Encartele is deploying a new product out in prisons that delivers engaging content to inmates through our rendition of content broadcasting. We call this Cellcast: a revolutionary invention with the potential to positively alter the relationship between inmates and their prison environments. In prisons, inmates are confined inside an environment that isolates them entirely from this content-based world that we live in. With Cellcast, the objective is to open up this world by conveying specialized content that can potentially evoke these emotions in a beneficial way, to ultimately facilitate behavioral modification in a positive fashion.
Content and Behavior
How does the specific content that is presented to us affect our actions and attitudes? Cognition is the process of reducing, elaborating, transforming, and storing stimuli in the brain, and what happens in the mind causes us to behave in particular ways. This process helps us bring meaning to content in messages. This phenomenon is evident in the way people interact with social media. Take for instance the dawn of the “selfie” trend. When one posts an image of their face on the internet for the world to see, odds are they are hoping to receive a positive reaction from their viewers. When someone leaves a flattering comment or “likes” this image, what does this do to the individual who posted it? More likely than not, it gives the person a pleasing self-esteem boost as well as an incentive to continue posting up-close-and-personal photos of their face. That comment or that “like” from the other individual evoked a positive response from the person who posted it. This is just a single example of the immense influence that this sort of stimuli holds in our world. The sense of connectedness it presents us with impacts us on a vast spectrum. Something so simple as checking the weather app on your phone makes one feel up to date and joined with the outside world.
Imagine what a technology like Cellcast could do for inmates who are so lacking this sense of connectedness to society. Just look at solitary confinement for example. Sure, the idea of prison is to punish, but at what point does this stop becoming effective? After all, the purpose of these facilities is to “correct.” So, to enclose someone in a cramped, dark room for months on end with no structure or purpose seems to be counterproductive. What if they had a screen designed to deliver content to stimulate them? Whether it be news, images, sounds, etc., what would this do to a person living in an environment like that? Having control of the content that is displayed to these prisoners through content broadcasting gives us the ability to alter behavior customized to our intents.

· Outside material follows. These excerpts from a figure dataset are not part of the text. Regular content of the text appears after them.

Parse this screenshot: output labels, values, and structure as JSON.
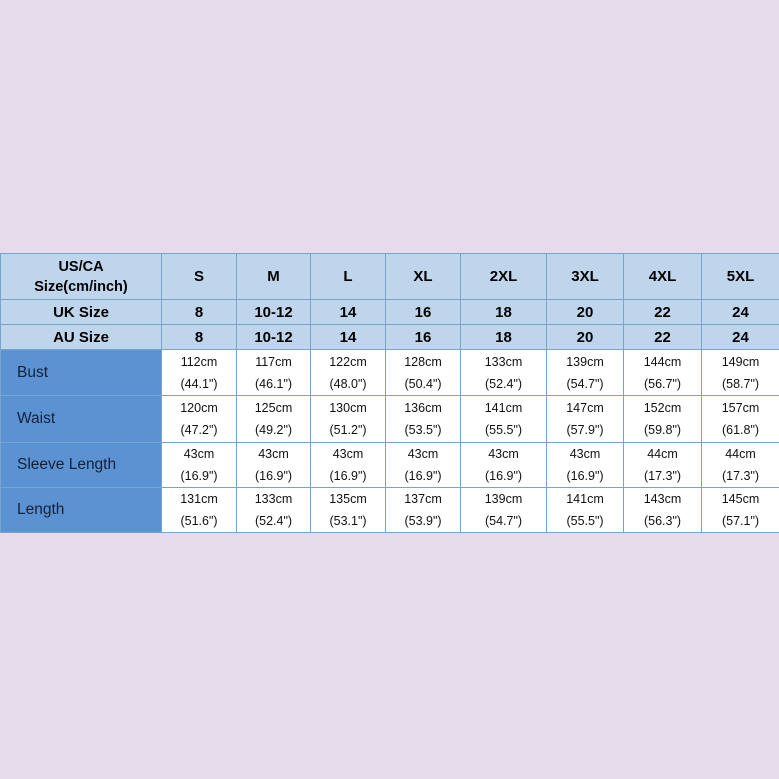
{
  "table": {
    "header_label_line1": "US/CA",
    "header_label_line2": "Size(cm/inch)",
    "sizes": [
      "S",
      "M",
      "L",
      "XL",
      "2XL",
      "3XL",
      "4XL",
      "5XL"
    ],
    "uk_label": "UK Size",
    "uk_sizes": [
      "8",
      "10-12",
      "14",
      "16",
      "18",
      "20",
      "22",
      "24"
    ],
    "au_label": "AU Size",
    "au_sizes": [
      "8",
      "10-12",
      "14",
      "16",
      "18",
      "20",
      "22",
      "24"
    ],
    "rows": [
      {
        "label": "Bust",
        "cm": [
          "112cm",
          "117cm",
          "122cm",
          "128cm",
          "133cm",
          "139cm",
          "144cm",
          "149cm"
        ],
        "inch": [
          "(44.1\")",
          "(46.1\")",
          "(48.0\")",
          "(50.4\")",
          "(52.4\")",
          "(54.7\")",
          "(56.7\")",
          "(58.7\")"
        ]
      },
      {
        "label": "Waist",
        "cm": [
          "120cm",
          "125cm",
          "130cm",
          "136cm",
          "141cm",
          "147cm",
          "152cm",
          "157cm"
        ],
        "inch": [
          "(47.2\")",
          "(49.2\")",
          "(51.2\")",
          "(53.5\")",
          "(55.5\")",
          "(57.9\")",
          "(59.8\")",
          "(61.8\")"
        ]
      },
      {
        "label": "Sleeve Length",
        "cm": [
          "43cm",
          "43cm",
          "43cm",
          "43cm",
          "43cm",
          "43cm",
          "44cm",
          "44cm"
        ],
        "inch": [
          "(16.9\")",
          "(16.9\")",
          "(16.9\")",
          "(16.9\")",
          "(16.9\")",
          "(16.9\")",
          "(17.3\")",
          "(17.3\")"
        ]
      },
      {
        "label": "Length",
        "cm": [
          "131cm",
          "133cm",
          "135cm",
          "137cm",
          "139cm",
          "141cm",
          "143cm",
          "145cm"
        ],
        "inch": [
          "(51.6\")",
          "(52.4\")",
          "(53.1\")",
          "(53.9\")",
          "(54.7\")",
          "(55.5\")",
          "(56.3\")",
          "(57.1\")"
        ]
      }
    ]
  },
  "colors": {
    "page_background": "#e6dceb",
    "header_fill": "#bed5ec",
    "row_label_fill": "#5b93d2",
    "border": "#7aa2cf"
  }
}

Compliance is a large component of our product. For instance, a simple daily display of the correctional facility’s rules and regulations could potentially instill these ideals within the inmate and eventually aid in understanding and following them. Education is another important aspect of Cellcast. With implementing specific educational content and trivia-like games, we can stimulate brain activity and keep the inmates actively engaged in thinking and challenging themselves. Our product can work as a learning process in which it functions as a neutral stimulus that elicits a response. This idea works with Pavlov’s classical conditioning theory where a biologically potent stimulus (e.g. food) is coupled with a previous neutral stimulus (ringing of a bell) and together, they work to elicit a response (salivation) within the subject (dog). We could specifically tailor and manipulate our product to classically condition these inmates and excite a positive reaction within them.
The possible benefits of Cellcast in correctional facilities are endless and the results could be revolutionary. Only with the adoption of this product in these facilities will we be able to witness this change.